We have looked at two words to describe the cross, redemption and propitiation, now we come to a third, demonstration (endeixis). The cross was a demonstration or a public revelation of God’s righteousness. The sins that people committed throughout human history needed to be punished. Yes, men did reap what they sowed but none received the full measure of judgment due them for their sins. Divine forbearance postponed judgment and left unpunished or passed over sins previously committed.

God left unpunished the sins of previous generations, letting the nations go their own way and overlooking their ignorance (Acts 14:16; 17:30), not because of any injustice on His part, or with any thought of condoning evil, but in His forbearance (2:4), and only because it was His fixed intention in the fulness of time to punish these sins in the death of His Son. [John Stott. Romans. IVP; Downer Grove, IL. 1994.116] Jesus’ death took care of sins both past and future. In this way God would be both just, having demonstrate His justice, and the One who justifies those who have faith in Jesus (26b). Both justice and justification would be impossible without the cross.

Again, the three technical terms to explain what God has done in and through Christ’s cross. Jesus redeemed His people from sin. He appeased His wrath for sin. He demonstrated His justice against sin. Through the sin-bearing, substitutionary death of His Son, God has propitiated His own wrath in such a way as to redeem and justify us, and at the same time demonstrate His justice. We can only marvel at the wisdom, holiness, love and mercy of God, and fall down before Him in humble worship. The cross should be enough to humble the proudest heart, soften the hardest heart, melt the iciest heart, and break the most rebellious heart. [Stott. 117].

God is both “just and the justifier of the one who has faith in Jesus.” Justification is by grace alone, in Christ alone, through faith alone. An amazing incredible miracle of grace occurs when God Himself justifies the sinner who by faith will come to Him through the only way man can be justified, through faith in Jesus. Faith’s function is to receive what grace offers. Have you?

CONCLUSION

The way of grace revolves around what God can do and has done for man. There is nothing we can do to achieve the forgiveness of God. Only what God has done for us through Christ Jesus can buy forgiveness. Christ’s death and resurrection show the need for redemption and provide the way of God’s acceptance of sinners. The way to a right relationship with God lies not in a desperate and doomed attempt to win acquittal by our performance or our goodness but it lies in the humble, repentant acceptance of the love and grace which God offers us in Jesus Christ.

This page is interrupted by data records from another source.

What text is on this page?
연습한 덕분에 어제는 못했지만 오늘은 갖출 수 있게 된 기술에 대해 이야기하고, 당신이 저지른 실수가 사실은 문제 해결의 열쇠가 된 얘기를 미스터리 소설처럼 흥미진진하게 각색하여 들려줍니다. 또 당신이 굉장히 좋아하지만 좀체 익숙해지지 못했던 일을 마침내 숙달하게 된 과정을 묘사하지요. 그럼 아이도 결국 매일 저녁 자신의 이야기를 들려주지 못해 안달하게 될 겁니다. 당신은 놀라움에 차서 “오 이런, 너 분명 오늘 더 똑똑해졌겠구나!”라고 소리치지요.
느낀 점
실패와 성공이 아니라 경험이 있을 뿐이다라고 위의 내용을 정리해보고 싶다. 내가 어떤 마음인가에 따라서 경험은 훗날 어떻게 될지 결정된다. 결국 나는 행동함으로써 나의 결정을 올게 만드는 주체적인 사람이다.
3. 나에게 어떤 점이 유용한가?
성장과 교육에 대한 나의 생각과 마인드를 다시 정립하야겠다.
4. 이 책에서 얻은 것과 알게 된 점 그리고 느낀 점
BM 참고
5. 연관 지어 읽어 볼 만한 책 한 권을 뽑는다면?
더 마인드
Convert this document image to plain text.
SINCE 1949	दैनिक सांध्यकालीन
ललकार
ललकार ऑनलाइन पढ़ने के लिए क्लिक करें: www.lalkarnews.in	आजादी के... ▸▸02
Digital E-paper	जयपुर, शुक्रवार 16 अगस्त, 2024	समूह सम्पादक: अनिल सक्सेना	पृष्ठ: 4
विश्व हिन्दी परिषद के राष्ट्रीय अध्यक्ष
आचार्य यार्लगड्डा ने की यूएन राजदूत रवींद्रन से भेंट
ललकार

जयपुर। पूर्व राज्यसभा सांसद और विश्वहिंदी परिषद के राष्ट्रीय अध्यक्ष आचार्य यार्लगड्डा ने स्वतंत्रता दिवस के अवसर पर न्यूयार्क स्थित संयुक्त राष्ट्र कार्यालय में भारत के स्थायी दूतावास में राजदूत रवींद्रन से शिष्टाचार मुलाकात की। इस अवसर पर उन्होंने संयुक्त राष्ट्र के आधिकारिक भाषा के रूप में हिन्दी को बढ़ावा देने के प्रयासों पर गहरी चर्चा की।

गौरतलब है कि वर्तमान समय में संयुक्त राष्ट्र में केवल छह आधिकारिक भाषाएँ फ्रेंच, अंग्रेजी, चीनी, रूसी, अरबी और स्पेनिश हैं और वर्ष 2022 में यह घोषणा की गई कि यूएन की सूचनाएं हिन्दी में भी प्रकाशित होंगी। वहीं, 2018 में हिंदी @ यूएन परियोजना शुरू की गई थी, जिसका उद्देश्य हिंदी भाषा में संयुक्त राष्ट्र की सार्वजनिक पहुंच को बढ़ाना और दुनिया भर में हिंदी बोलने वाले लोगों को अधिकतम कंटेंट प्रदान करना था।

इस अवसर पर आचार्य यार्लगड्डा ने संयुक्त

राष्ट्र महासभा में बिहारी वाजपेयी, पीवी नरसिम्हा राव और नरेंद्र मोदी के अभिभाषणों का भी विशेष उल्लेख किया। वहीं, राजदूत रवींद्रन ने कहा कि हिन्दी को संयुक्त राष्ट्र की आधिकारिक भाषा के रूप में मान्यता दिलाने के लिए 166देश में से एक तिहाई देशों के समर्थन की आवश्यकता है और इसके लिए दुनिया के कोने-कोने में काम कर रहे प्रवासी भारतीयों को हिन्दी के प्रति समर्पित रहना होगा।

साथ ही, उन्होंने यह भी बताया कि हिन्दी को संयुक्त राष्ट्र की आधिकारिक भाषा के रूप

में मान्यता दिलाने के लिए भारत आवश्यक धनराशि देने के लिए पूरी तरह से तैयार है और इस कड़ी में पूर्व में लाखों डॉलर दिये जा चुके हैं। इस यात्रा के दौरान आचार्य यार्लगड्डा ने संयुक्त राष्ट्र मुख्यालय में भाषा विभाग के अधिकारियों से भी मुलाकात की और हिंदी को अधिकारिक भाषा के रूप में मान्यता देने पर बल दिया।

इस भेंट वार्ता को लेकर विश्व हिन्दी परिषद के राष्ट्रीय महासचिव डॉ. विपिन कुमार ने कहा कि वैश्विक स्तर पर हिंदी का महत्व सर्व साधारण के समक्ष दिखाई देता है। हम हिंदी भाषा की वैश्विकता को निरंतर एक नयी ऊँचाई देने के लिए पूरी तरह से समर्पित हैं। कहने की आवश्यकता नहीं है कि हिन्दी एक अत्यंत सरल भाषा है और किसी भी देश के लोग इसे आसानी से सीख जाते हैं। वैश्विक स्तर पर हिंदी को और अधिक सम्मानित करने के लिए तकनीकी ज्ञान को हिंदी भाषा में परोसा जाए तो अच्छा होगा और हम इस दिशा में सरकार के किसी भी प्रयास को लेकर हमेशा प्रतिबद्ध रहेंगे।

Christ’s sacrifice is our atonement and God’s satisfaction for sin. [In other words,] Christ died in our place, for our sins. God is justifiably angry at sinners. They have rebelled against Him and cut themselves off from His life-giving power. But God declares Christ’s death to be the all-sufficient, designated sacrifice for our sin. Christ stood in our place, paid the penalty of death for our sin, and He completely satisfied God’s demands. His sacrifice brings pardon, deliverance, and freedom.

The question remains will you give your allegiances to Him who purchased you through His death for your sins? Or will you continue to ignore, despise, His ransom price by continuing to live in the way of the world? Will you rely on His grace, or your goodness. The choice is your’s. John 3:16.